With due diligence, the math or those interested in it may avoid the running of time. The running of limitation against the math under Article 144 is not suspended by the absence of a legally appointed mathadhipathi; clearly, limitation would run against it where it is managed by a de facto mathadhipathi. See Vithalbowa v. Narayan Daji Thite [(1893) ILR 18 Bom 507, 511] , and we think it would run equally if there is neither a de jure nor a de facto mathadhipathi.”

Justice R S Bachawat held that when possession of the property became adverse, limitation against the Math would run even in the absence of a de jure or de facto Mathadhipathi. While noting the decision of the Privy Council in Maharaja Jagadindra Nath, this Court declined to extend the principle that the ‘right to sue for possession’ is to be divorced from the ‘proprietary right’ to the property which is vested in the idol:

“8… in giving the benefit of Section 7 of the Indian Limitation Act, 1877 to the shebait, the Privy Council proceeded on the footing that the right to sue for possession is to be divorced from the proprietary right to the property which is vested in the idol. We do not express any opinion one way or the other on the correctness of Jagadindra Nath Roy case [ILR 32 cal 129, 141] . For the purposes of this case, it is sufficient to say that we are not inclined to extend the principle of that case.
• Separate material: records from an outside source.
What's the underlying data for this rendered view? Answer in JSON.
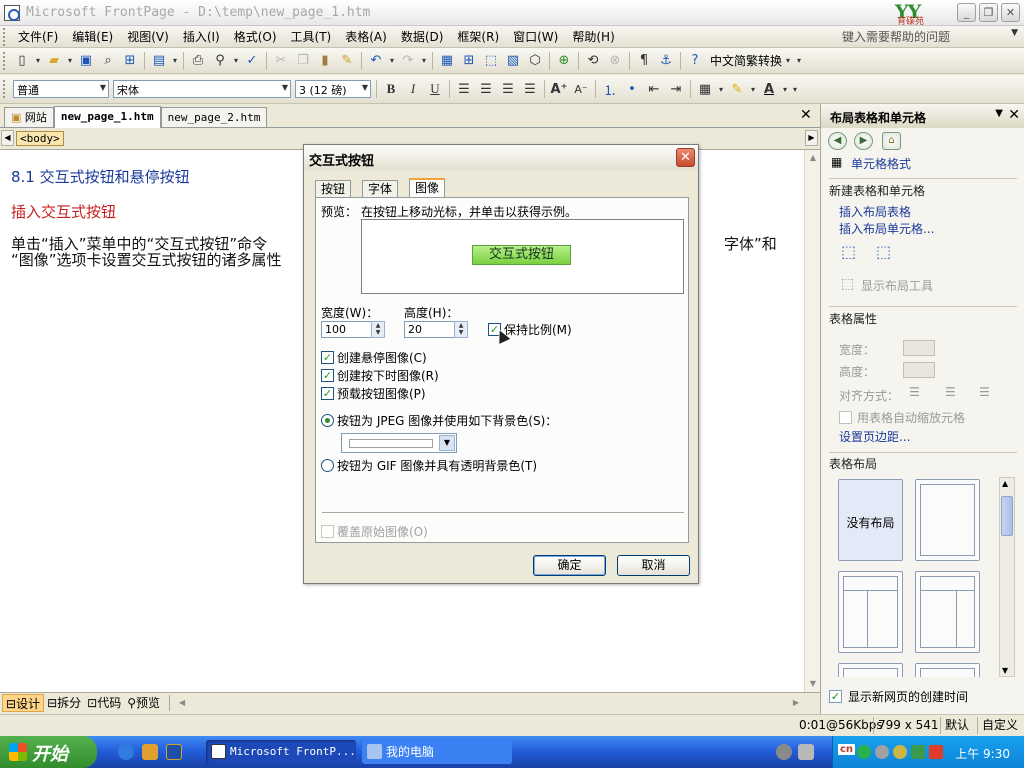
{
  "window": {
    "title": "Microsoft FrontPage - D:\\temp\\new_page_1.htm",
    "logo_text": "YY",
    "logo_sub": "育碟苑"
  },
  "menu": {
    "items": [
      "文件(F)",
      "编辑(E)",
      "视图(V)",
      "插入(I)",
      "格式(O)",
      "工具(T)",
      "表格(A)",
      "数据(D)",
      "框架(R)",
      "窗口(W)",
      "帮助(H)"
    ],
    "help_placeholder": "键入需要帮助的问题"
  },
  "toolbar": {
    "convert_label": "中文简繁转换"
  },
  "format_bar": {
    "style_value": "普通",
    "font_value": "宋体",
    "size_value": "3 (12 磅)",
    "bold": "B",
    "italic": "I",
    "underline": "U"
  },
  "doc_tabs": {
    "site": "网站",
    "tab1": "new_page_1.htm",
    "tab2": "new_page_2.htm"
  },
  "quicktag": "<body>",
  "document": {
    "heading1": "8.1 交互式按钮和悬停按钮",
    "heading2": "插入交互式按钮",
    "para_start": "单击“插入”菜单中的“交互式按钮”命令",
    "para_end": "字体”和",
    "para_line2": "“图像”选项卡设置交互式按钮的诸多属性"
  },
  "view_bar": {
    "design": "设计",
    "split": "拆分",
    "code": "代码",
    "preview": "预览"
  },
  "status": {
    "speed": "0:01@56Kbps",
    "size": "799 x 541",
    "default": "默认",
    "custom": "自定义"
  },
  "task_pane": {
    "title": "布局表格和单元格",
    "cell_format": "单元格格式",
    "new_section": "新建表格和单元格",
    "insert_table": "插入布局表格",
    "insert_cell": "插入布局单元格...",
    "show_tools": "显示布局工具",
    "props_section": "表格属性",
    "width": "宽度：",
    "height": "高度：",
    "align": "对齐方式：",
    "autoscale": "用表格自动缩放元格",
    "margins": "设置页边距...",
    "layout_section": "表格布局",
    "no_layout": "没有布局",
    "show_time": "显示新网页的创建时间"
  },
  "dialog": {
    "title": "交互式按钮",
    "tabs": [
      "按钮",
      "字体",
      "图像"
    ],
    "preview_label": "预览：",
    "preview_hint": "在按钮上移动光标，并单击以获得示例。",
    "preview_button": "交互式按钮",
    "width_label": "宽度(W)：",
    "width_value": "100",
    "height_label": "高度(H)：",
    "height_value": "20",
    "keep_ratio": "保持比例(M)",
    "create_hover": "创建悬停图像(C)",
    "create_press": "创建按下时图像(R)",
    "preload": "预载按钮图像(P)",
    "jpeg_option": "按钮为 JPEG 图像并使用如下背景色(S)：",
    "gif_option": "按钮为 GIF 图像并具有透明背景色(T)",
    "overwrite": "覆盖原始图像(O)",
    "ok": "确定",
    "cancel": "取消"
  },
  "taskbar": {
    "start": "开始",
    "item1": "Microsoft FrontP...",
    "item2": "我的电脑",
    "ime": "cn",
    "clock": "上午 9:30"
  },
  "colors": {
    "accent": "#245edb",
    "link": "#1c3a9c",
    "heading_red": "#c81e1e",
    "preview_button": "#79d040"
  }
}
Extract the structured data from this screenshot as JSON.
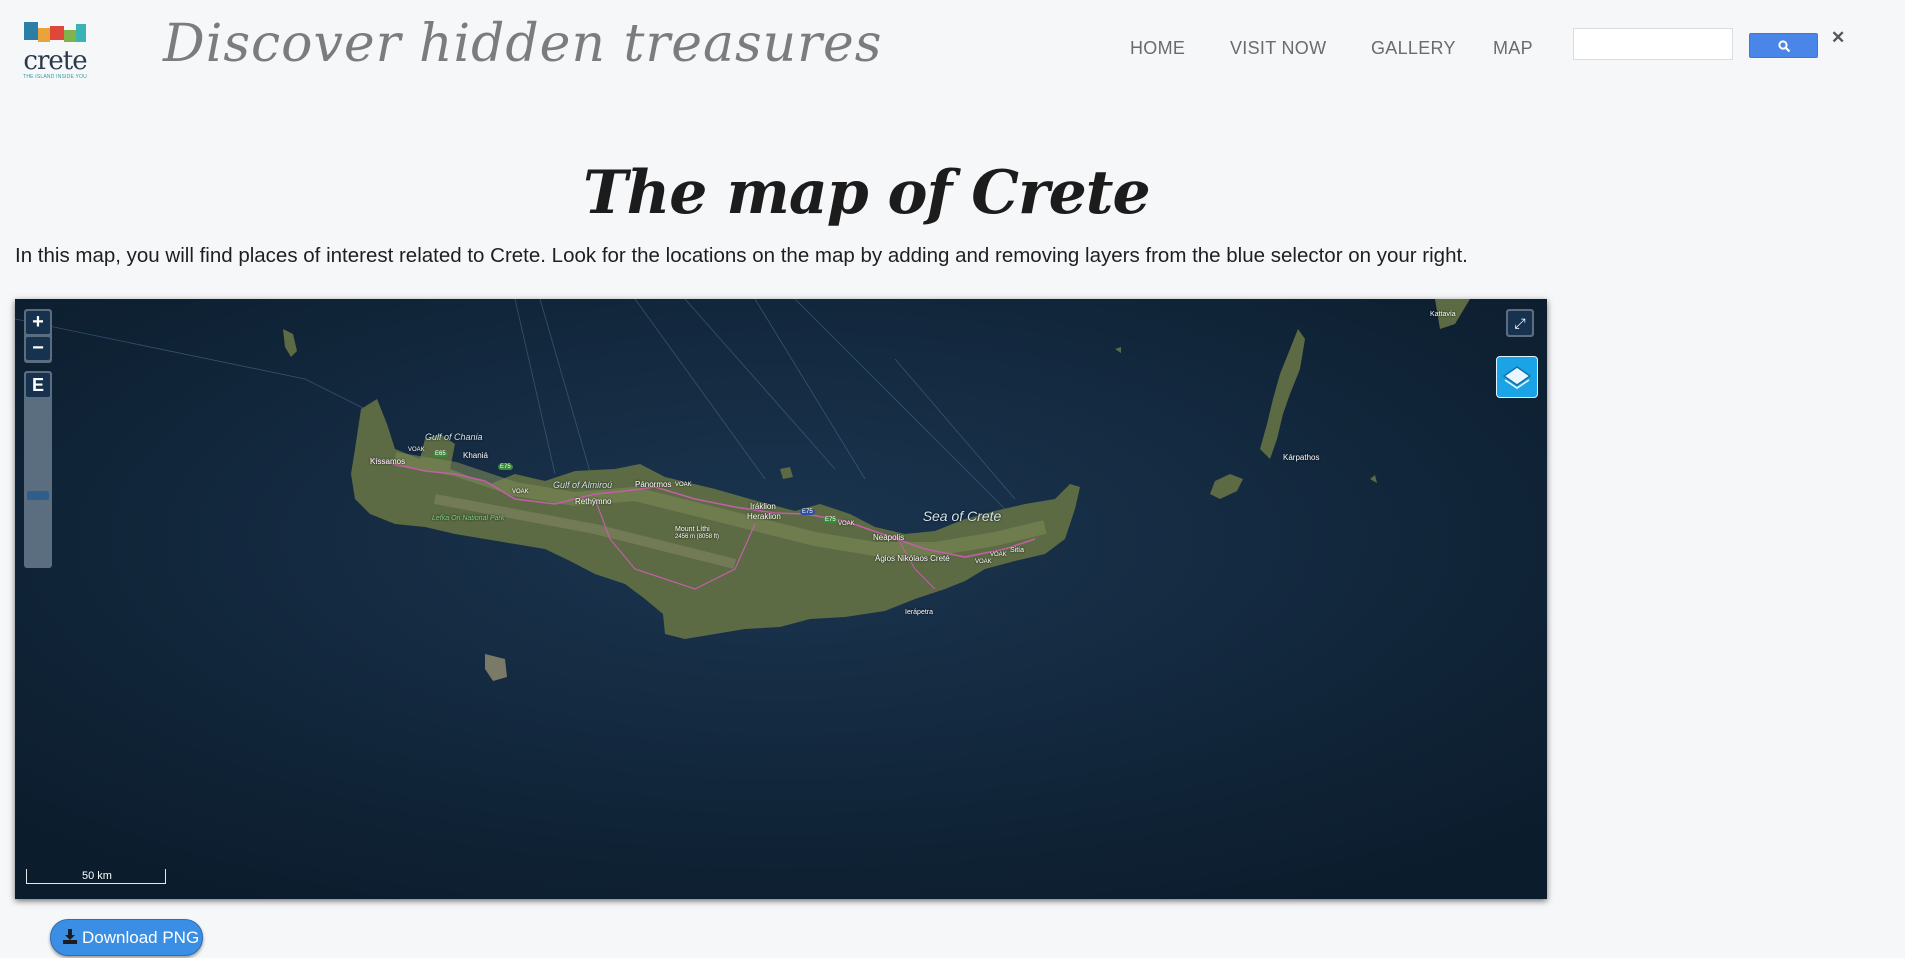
{
  "header": {
    "logo_text": "crete",
    "logo_tagline": "THE ISLAND INSIDE YOU",
    "tagline": "Discover hidden treasures",
    "nav": [
      "HOME",
      "VISIT NOW",
      "GALLERY",
      "MAP"
    ],
    "search": {
      "value": "",
      "placeholder": ""
    },
    "search_button_icon": "search-icon",
    "clear_icon": "✕"
  },
  "main": {
    "title": "The map of Crete",
    "intro": "In this map, you will find places of interest related to Crete. Look for the locations on the map by adding and removing layers from the blue selector on your right."
  },
  "map": {
    "zoom_in": "+",
    "zoom_out": "−",
    "slider_label": "E",
    "zoom_level_fraction": 0.42,
    "fullscreen_icon": "⤢",
    "layers_icon": "layers-icon",
    "scale": "50 km",
    "labels": {
      "gulf_chania": "Gulf of Chania",
      "gulf_almirou": "Gulf of Almiroú",
      "kissamos": "Kíssamos",
      "khania": "Khaniá",
      "rethymno": "Rethýmno",
      "panormos": "Pánormos",
      "iraklion": "Iráklion",
      "heraklion": "Heraklion",
      "lefka_ori": "Lefka Ori National Park",
      "mount_ida": "Mount Líthi",
      "mount_ida_elev": "2456 m (8058 ft)",
      "neapolis": "Neápolis",
      "agios_nikolaos": "Ágios Nikólaos Creté",
      "sitia": "Sitía",
      "ierapetra": "Ierápetra",
      "sea_of_crete": "Sea of Crete",
      "karpathos": "Kárpathos",
      "kattavia": "Kattavía"
    },
    "road_labels": [
      "VOAK",
      "VOAK",
      "VOAK",
      "VOAK",
      "VOAK",
      "VOAK"
    ],
    "route_shields": [
      "E65",
      "E75",
      "E75",
      "E75"
    ]
  },
  "actions": {
    "download_label": "Download PNG"
  },
  "colors": {
    "accent": "#3a8ee4",
    "layers_button": "#1aa4e6",
    "map_sea": "#0f2235",
    "nav_text": "#6b6b6b"
  }
}
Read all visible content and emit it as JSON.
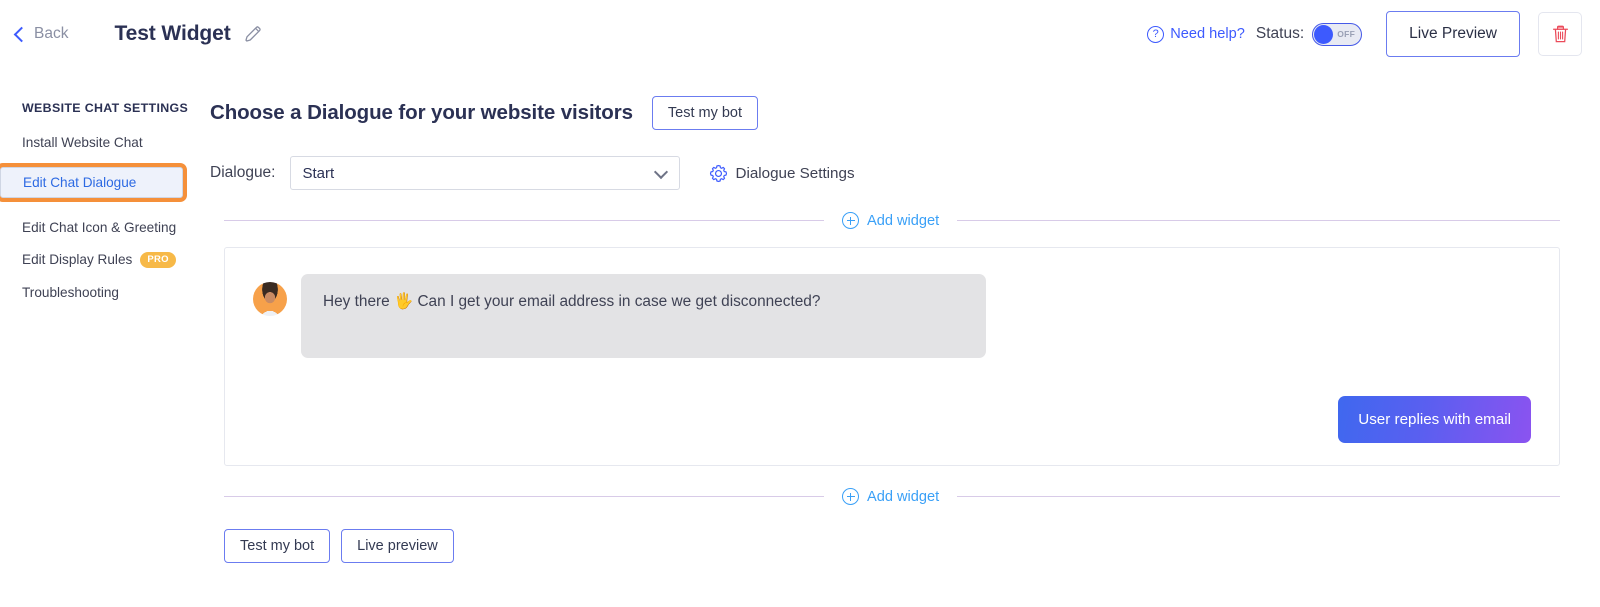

In that case, at the commencement of the period of limitation there was a shebait in existence entitled to sue on behalf of the idol, and on the institution of the suit he successfully claimed that as the person entitled to institute the suit at the time from which the period is to be reckoned, he should get the benefit of Section 7 of the Indian Limitation Act, 1877. In the present case, there was no mathadhipathi in existence in 1915 when limitation commenced to run. Nor is there any question of the minority of a mathadhipathi entitled to sue in 1915 or of applying Section 6 of the Indian Limitation Act, 1908.”